Last year, a campaign Save the Children built around a one-minute video depicting the impact of war on a young British girl was particularly effective, McNab noted. The video’s message was both affecting and unique, she said, a departure from marketing that often highlights simplistic “success stories” showing how people in the developing world benefit from aid.
- Use news coverage to broaden your impact.
Language matters in framing a campaign, and McNab was particularly pleased that the New York Times, in its recent coverage, clearly tied the vaccination campaign to the Gavi meeting, linking the benefits of vaccines to an event where global leaders decide funding priorities.
Coverage across mainstream media and more specialized outlets and blogs also meant the campaign engaged people who don’t often think about global development.
“This is what I’d hoped for,” McNab said, “that the project would penetrate into different types of media and extend to people who normally don’t think about vaccines.”
- Lean on your organization’s name and reputation.
Lining up big-name supporters for “The Art of Saving a Life” proved easier than McNab expected. The first step was to create a wish list of artists and public figures, and the foundation sent personalized invitations inviting potential contributors to lend their talents to the campaign.
The Gates Foundation’s credibility as a leading force in global development and advocacy helped to convince people to sign on, McNab suggested, since they knew that the effort would be very well-publicized. Photographer Vik Muniz, actress Mia Farrow and the pop group Yegna were among the partners who agreed to let their work appear as part of the campaign.
- Set clear metrics.
Establishing clear objectives about what a communications effort should achieve is crucial, both to get the impact you want and to convince higher-ups that marketing is worth the cost and effort.

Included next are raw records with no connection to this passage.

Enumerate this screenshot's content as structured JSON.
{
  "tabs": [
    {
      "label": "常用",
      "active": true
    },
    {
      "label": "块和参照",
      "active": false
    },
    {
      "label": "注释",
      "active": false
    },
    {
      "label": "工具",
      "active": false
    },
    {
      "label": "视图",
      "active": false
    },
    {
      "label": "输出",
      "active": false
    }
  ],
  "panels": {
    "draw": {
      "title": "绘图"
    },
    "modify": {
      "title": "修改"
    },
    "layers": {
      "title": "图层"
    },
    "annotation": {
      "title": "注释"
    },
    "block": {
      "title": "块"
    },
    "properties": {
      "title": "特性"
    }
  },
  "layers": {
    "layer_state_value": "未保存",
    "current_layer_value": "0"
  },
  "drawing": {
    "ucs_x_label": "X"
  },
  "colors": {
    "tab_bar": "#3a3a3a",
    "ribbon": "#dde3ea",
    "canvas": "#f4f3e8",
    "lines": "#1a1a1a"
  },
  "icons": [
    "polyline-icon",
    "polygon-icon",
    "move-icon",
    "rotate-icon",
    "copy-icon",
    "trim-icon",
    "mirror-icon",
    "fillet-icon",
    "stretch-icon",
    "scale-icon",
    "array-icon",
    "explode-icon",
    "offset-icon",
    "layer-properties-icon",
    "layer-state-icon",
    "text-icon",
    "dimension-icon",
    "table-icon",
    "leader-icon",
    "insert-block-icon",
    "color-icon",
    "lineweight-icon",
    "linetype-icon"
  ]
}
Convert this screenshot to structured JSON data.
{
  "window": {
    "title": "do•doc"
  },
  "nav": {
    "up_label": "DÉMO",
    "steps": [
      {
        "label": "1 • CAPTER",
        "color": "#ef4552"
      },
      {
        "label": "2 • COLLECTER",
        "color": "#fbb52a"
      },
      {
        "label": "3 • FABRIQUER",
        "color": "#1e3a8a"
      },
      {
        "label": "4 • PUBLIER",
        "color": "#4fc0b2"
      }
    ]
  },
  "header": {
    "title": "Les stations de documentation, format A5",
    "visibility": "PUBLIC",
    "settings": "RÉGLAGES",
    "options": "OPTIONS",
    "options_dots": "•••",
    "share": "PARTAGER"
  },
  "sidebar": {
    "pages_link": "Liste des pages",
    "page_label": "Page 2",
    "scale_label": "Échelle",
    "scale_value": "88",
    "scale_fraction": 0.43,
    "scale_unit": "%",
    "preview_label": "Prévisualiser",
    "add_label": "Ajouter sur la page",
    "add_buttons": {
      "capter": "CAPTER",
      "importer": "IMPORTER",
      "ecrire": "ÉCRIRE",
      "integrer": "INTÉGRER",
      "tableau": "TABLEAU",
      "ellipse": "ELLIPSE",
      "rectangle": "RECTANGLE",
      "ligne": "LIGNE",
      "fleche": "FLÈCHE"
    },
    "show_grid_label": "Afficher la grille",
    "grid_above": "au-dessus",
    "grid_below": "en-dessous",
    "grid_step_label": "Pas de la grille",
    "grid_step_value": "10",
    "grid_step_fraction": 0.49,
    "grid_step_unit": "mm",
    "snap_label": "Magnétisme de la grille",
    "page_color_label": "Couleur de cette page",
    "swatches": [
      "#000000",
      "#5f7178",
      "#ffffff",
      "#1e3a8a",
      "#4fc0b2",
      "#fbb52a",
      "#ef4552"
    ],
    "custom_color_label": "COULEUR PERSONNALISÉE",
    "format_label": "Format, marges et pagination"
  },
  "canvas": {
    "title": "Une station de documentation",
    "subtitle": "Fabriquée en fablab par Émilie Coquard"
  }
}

“The Gates Foundation has worked really hard on the metrics,” McNab said, noting that the foundation has analysts monitoring news coverage and social media conversation around “The Art of Saving a Life.”
Understanding what works and what doesn’t is especially important when it comes to campaigns about programs that benefit the world’s poor, McNab added. Studies have shown that the public in developed countries tends to think their governments spend more on international aid than they actually do, and advocacy can set the record straight and communicate the value of combatting disease or immunizing children abroad.
- Think #sharable.
One key metric the Gates Foundation identified for this campaign was the use of the hashtag #VaccinesWork, which offered a way to monitor the conversation at a global level.
“Having a really clear hashtag is a simple way that you can measure how far these conversations are spreading,” McNab said.
The foundation made sure the project’s homepage could serve as a hub for viewing the artists’ contributions and for explaining the project’s goals and scope. It was also important that each individual piece of art could be easily shared via social media, with clickable buttons to easily post on Facebook or Twitter.
“The fact that we will have almost 40 pieces of art that you can share out and have out in the world really quickly through social media seemed really inviting,” McNab said.